Establish a sleep-enhancing wind-down routine  

  • Make the decision to make sleep a priority for yourself.  It will really make a difference in your health and energy.
  • Start by choosing your bedtime (can you go to bed a bit earlier?) and start your wind-down routine 30-60 minutes before that.
  • Dim the lights in the house the last couple hours of the evening and wear your blue light-blocking glasses.  – see Part 2 tips
  • Avoid violent or suspenseful TV shows, and even the news (if you’re watching before your wind-down starts)
  • A warm shower or bath can be a relaxing part of your routine, and a way to release the accumulated energies of the day.
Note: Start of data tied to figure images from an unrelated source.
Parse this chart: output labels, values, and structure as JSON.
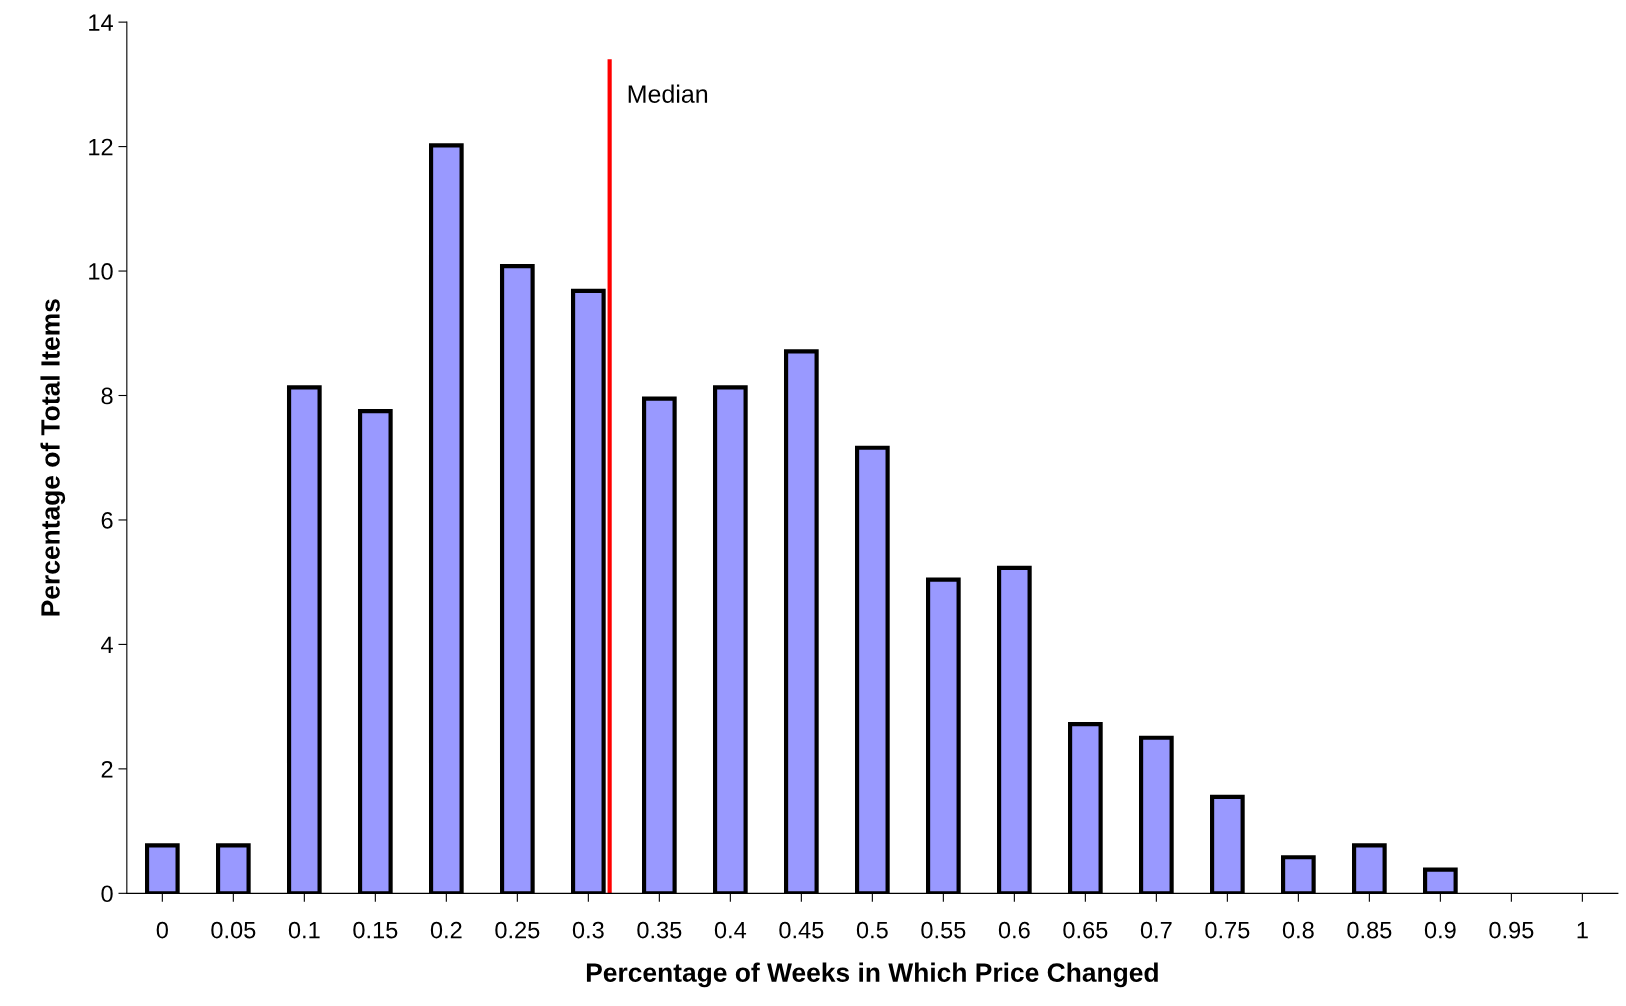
{
  "chart_data": {
    "type": "bar",
    "xlabel": "Percentage of Weeks in Which Price Changed",
    "ylabel": "Percentage of Total Items",
    "x": [
      0,
      0.05,
      0.1,
      0.15,
      0.2,
      0.25,
      0.3,
      0.35,
      0.4,
      0.45,
      0.5,
      0.55,
      0.6,
      0.65,
      0.7,
      0.75,
      0.8,
      0.85,
      0.9
    ],
    "values": [
      0.77,
      0.77,
      8.13,
      7.75,
      12.02,
      10.08,
      9.68,
      7.95,
      8.13,
      8.71,
      7.16,
      5.04,
      5.23,
      2.72,
      2.5,
      1.55,
      0.58,
      0.77,
      0.38
    ],
    "color": "#9999ff",
    "xlim": [
      -0.025,
      1.025
    ],
    "xticks": [
      0,
      0.05,
      0.1,
      0.15,
      0.2,
      0.25,
      0.3,
      0.35,
      0.4,
      0.45,
      0.5,
      0.55,
      0.6,
      0.65,
      0.7,
      0.75,
      0.8,
      0.85,
      0.9,
      0.95,
      1
    ],
    "ylim": [
      0,
      14
    ],
    "yticks": [
      0,
      2,
      4,
      6,
      8,
      10,
      12,
      14
    ],
    "ref_lines": [
      {
        "axis": "x",
        "value": 0.315,
        "label": "Median",
        "color": "#ff0000"
      }
    ],
    "grid": false,
    "legend": false
  }
}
  • Turn off computers and TV and get into bed with a book instead (not the latest Stephen King or similarly stimulating page-turner!)
  • If possible, turn your phone off and put it in another room – some people are sensitive to the electromagnetic energy they emit.  Use an actual alarm clock instead.
  • Do your gratitude practice, briefly acknowledging all that you have and all that occurred during the day; set your grounding cord deep into the center of the earth; say your prayers.